With describe() you can get an OrderedDict with a description of the dimensions parts
affected by Subset or VSubset. If you provided scale and/or labels for your
dimensions, you will get the human-readable description, otherwise you’ll get indexes.
So it is highly recommended to describe your dimensions:
from datetime import datetime
from deker import Array, Client, Collection
from pprint import pprint
with Client("file:///tmp/deker") as client:
   collection: Collection = client.get_collection("weather")
   array: Array = collection.filter({"dt": datetime(2023, 1, 1, 0)}).first()
   pprint(array[0, 0, 0].describe())
   # OrderedDict([('day_hours',
   #             [datetime.datetime(2023, 1, 1, 0, 0, tzinfo=datetime.timezone.utc)]),
   #             ('y', [90.0]),
   #             ('x', [-180.0]),
   #             ('weather', ['temperature', 'humidity', 'pressure', 'wind_speed'])])
   subset = array[datetime(2023, 1, 1, 5):datetime(2023, 1, 1, 10),
                  -44.0:-45.0,
                  -1.0:1.0,
                  :"pressure"]
   pprint(subset.describe())
   #  OrderedDict([('day_hours',
   #               [datetime.datetime(2023, 1, 1, 5, 0, tzinfo=datetime.timezone.utc),
   #                datetime.datetime(2023, 1, 1, 6, 0, tzinfo=datetime.timezone.utc),
   #                datetime.datetime(2023, 1, 1, 7, 0, tzinfo=datetime.timezone.utc),
   #                datetime.datetime(2023, 1, 1, 8, 0, tzinfo=datetime.timezone.utc),
   #                datetime.datetime(2023, 1, 1, 9, 0, tzinfo=datetime.timezone.utc)]),
   #              ('y', [-44.0]),
   #              ('x', [-1.0, 0.0]),
   #              ('weather', ['temperature', 'humidity'])])
Attention
Description is an OrderedDict object, having in values full ranges of descriptive data for
Subset or VSubset. If you keep this description in memory, your memory will be lowered
by its size.
Read Xarray
Warning
xarray package is not in the list of the DEKER™ default dependencies. Please, refer to the
Installation chapter for more details
Xarray is a wonderful project, which provides special objects for working with multidimensional data. Its main principle is the data shall be described. We absolutely agree with that.

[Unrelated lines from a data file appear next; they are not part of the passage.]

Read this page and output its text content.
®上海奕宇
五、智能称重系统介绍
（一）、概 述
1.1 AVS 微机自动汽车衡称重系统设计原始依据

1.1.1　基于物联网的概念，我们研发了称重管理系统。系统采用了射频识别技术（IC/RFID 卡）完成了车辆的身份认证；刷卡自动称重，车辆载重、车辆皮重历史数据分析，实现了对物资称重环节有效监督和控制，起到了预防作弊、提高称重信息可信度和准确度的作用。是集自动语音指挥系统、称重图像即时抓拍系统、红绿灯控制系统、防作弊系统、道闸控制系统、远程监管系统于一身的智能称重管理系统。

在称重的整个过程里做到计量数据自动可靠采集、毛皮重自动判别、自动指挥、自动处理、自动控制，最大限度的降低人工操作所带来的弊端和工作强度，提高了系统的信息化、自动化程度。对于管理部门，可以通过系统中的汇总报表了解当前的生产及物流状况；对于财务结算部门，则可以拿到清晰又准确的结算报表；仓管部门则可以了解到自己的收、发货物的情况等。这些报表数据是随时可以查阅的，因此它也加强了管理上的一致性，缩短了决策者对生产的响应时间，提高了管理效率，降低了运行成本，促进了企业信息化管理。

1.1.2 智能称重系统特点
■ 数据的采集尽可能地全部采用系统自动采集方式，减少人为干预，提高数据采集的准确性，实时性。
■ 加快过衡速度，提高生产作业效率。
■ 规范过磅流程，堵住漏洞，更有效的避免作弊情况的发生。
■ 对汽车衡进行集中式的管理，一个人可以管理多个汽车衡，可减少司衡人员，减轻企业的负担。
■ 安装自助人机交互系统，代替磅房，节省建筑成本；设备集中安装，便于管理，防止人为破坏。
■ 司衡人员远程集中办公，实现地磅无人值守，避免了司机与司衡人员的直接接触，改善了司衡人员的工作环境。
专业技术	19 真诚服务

Method read_xarray() describes a Subset or VSubset, reads its contents and converts it
to xarray.DataArray object.
If you need to convert your data to pandas objects, or to netCDF, or to ZARR - use this
method and after it use methods, provided by xarray.DataArray:
import numpy as np
from datetime import datetime
from deker import Array, Client, Collection
with Client("file:///tmp/deker") as client:
    collection: Collection = client.get_collection("weather")
    array: Array = collection.filter({"dt": datetime(2023, 1, 1, 0)}).first()
    data = np.random.random(array.shape)
    array[:].update(data)
    subset = array[0, 0, 0]  # get first hour and grid zero-point
    x_subset: xarray.DataArray = subset.read_xarray()
    print(dir(x_subset))
    print(type(x_subset.to_dataframe()))
    print(type(x_subset.to_netcdf()))
    print(type(x_subset.to_zarr()))
It provides even more opportunities. Refer to xarray.DataArray API for details .
Locks
DEKER™ is thread and process safe. It uses its own locks for the majority of operations. DEKER™ locks can be divided into two groups: read and write locks
Read locks can be shared between threads and processes with no risk of data corruption.
Write locks are exclusive and are taken for the files with correspondent data content. Only the process/thread, which has already acquired a write lock, may produce any changes in the data.
It means that if one process is already writing some data into a HDF5 file (or into
an Array) and some other processes want to read from it or to write some other data
into the same file, they will receive a DekerLockError.
Note
Reading data from an Array, which is locked for writing, is impossible.
Speaking about VArray it means that several processes are able to update data
in several non-intersecting VSubsets. In case if any updating VSubset intersects
with another one, the update operation will be rejected for the VSubset, which met
the write lock.
Please note that operation of custom attributes updating also locks Array or VArray files for writing.